November 28, 2018 / 6:15 AM / 6 months ago

Asian gasoil refining margins skid to 4-mth low as China opens export taps

* Expected surge in Chinese fuel shipments weighs on cracks

* Despite the slump, margins remain seasonally high

* Singapore gasoil margins:

By Koustav Samanta

SINGAPORE, Nov 28 (Reuters) - Asian refining margins for gasoil slid to their lowest in four months on Wednesday, squeezed as traders brace for a flood of extra Chinese fuel hitting a region already awash in supplies at a time of unexpectedly lacklustre demand.

Refining margins - known as ‘cracks’ - for gasoil with 10 parts per million (ppm) sulphur content fell to $14.52 a barrel over Dubai crude on Wednesday, their weakest since Aug. 2.

The drop comes as the Chinese government gets set to release 2 million tonnes of additional fuel export quotas this year, taking total 2018 quotas to about 48 million tonnes.

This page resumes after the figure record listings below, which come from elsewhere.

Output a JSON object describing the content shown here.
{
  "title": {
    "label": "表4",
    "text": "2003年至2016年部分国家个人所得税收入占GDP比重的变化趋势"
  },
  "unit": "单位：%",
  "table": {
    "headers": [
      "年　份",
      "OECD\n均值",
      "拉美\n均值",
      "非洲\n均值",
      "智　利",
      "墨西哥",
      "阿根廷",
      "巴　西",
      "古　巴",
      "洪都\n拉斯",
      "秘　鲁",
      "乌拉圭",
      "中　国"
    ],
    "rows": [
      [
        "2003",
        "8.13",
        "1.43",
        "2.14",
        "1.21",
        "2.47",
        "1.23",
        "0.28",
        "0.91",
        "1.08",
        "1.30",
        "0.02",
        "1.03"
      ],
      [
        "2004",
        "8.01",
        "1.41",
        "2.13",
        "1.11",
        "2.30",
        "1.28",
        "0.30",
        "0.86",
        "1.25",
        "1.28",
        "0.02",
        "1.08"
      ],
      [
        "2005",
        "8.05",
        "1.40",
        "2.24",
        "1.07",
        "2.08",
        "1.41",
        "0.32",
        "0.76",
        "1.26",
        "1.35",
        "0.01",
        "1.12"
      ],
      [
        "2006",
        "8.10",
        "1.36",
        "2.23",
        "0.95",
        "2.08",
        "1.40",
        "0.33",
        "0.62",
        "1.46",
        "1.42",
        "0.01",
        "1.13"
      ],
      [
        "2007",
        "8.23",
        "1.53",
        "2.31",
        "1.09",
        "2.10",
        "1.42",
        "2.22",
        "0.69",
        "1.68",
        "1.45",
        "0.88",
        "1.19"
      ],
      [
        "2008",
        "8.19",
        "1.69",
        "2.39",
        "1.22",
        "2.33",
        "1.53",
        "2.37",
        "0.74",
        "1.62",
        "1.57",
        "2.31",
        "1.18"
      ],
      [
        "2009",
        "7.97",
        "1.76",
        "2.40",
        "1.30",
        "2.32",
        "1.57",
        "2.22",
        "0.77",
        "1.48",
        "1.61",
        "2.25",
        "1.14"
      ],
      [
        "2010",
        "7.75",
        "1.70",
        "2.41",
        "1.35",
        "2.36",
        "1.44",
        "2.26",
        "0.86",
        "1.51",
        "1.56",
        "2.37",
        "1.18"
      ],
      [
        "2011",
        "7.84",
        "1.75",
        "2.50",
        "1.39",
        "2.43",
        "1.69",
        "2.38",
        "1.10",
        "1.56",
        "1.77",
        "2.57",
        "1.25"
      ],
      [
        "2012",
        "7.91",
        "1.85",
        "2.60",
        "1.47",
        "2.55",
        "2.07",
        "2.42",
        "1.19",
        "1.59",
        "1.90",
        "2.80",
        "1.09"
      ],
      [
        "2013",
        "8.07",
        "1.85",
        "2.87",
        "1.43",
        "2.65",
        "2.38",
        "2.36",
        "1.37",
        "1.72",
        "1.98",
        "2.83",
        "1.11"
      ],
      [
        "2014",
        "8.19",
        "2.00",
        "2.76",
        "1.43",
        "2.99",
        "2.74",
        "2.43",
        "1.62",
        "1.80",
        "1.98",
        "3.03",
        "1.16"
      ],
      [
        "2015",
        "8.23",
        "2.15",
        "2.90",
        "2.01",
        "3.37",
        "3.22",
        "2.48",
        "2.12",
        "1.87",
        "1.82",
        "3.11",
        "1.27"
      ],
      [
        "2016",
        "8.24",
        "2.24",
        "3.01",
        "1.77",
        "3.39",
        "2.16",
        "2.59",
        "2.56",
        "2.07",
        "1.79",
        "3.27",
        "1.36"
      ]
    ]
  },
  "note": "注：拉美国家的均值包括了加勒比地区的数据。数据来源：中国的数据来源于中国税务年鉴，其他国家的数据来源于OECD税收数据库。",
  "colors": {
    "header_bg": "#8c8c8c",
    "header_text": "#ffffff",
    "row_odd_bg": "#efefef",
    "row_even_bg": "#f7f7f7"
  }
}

This fuel, mostly gasoline and diesel, follows the release of 2.93 million tonnes of additional fuel a month ago. China’s diesel exports in October jumped to 1.44 million tonnes, up 40 percent from 1.03 million tonnes the previous month, according to customs data.

Adding to an already well supplied market, several Southeast Asian refineries came back on line in recent weeks after maintenance shutdowns. Worse, demand has been modest.

“The refineries are exporting a lot of gasoil but cannot find a home for each cargo,” said one middle distillate trader, declining to be named as that was against company policy.

“Normally during winter, we see a dramatic increase in gasoil demand, but this year we haven’t found out any such pattern yet,” she added.

A mild start to North Asia’s winter has resulted in relatively low demand for heating fuels, including oil and gas.

The benchmark gasoil margins have shed more than 20 percent in the last two weeks since hitting a four-year peak of $18.92 a barrel on Nov. 15. Still, they’re at their strongest levels for this time of the year since 2015.

The slump may not last as arbitrage opportunities from Asia to Europe will likely offer support to Singapore’s gasoil cracks, traders said.

Despite the recent fall, Singapore’s gasoil premium over Northwest Europe was around $32 per tonne on Wednesday, Refinitiv Eikon data showed.

The arbitrage is usually profitable from a spread of around $18 a tonne. At current clean tanker rates, the spread should be over $20 per tonne, according to Reuters calculations based on Refinitiv data.

“Continued shortage in the West will provide a floor from which the regional (Asian) crack can rebound,” a Seoul-based trade source said.

Europe is currently undersupplied with gasoil, with inventories held in the Amsterdam-Rotterdam-Antwerp hub down by over 30 percent in the last 1-1/2 months.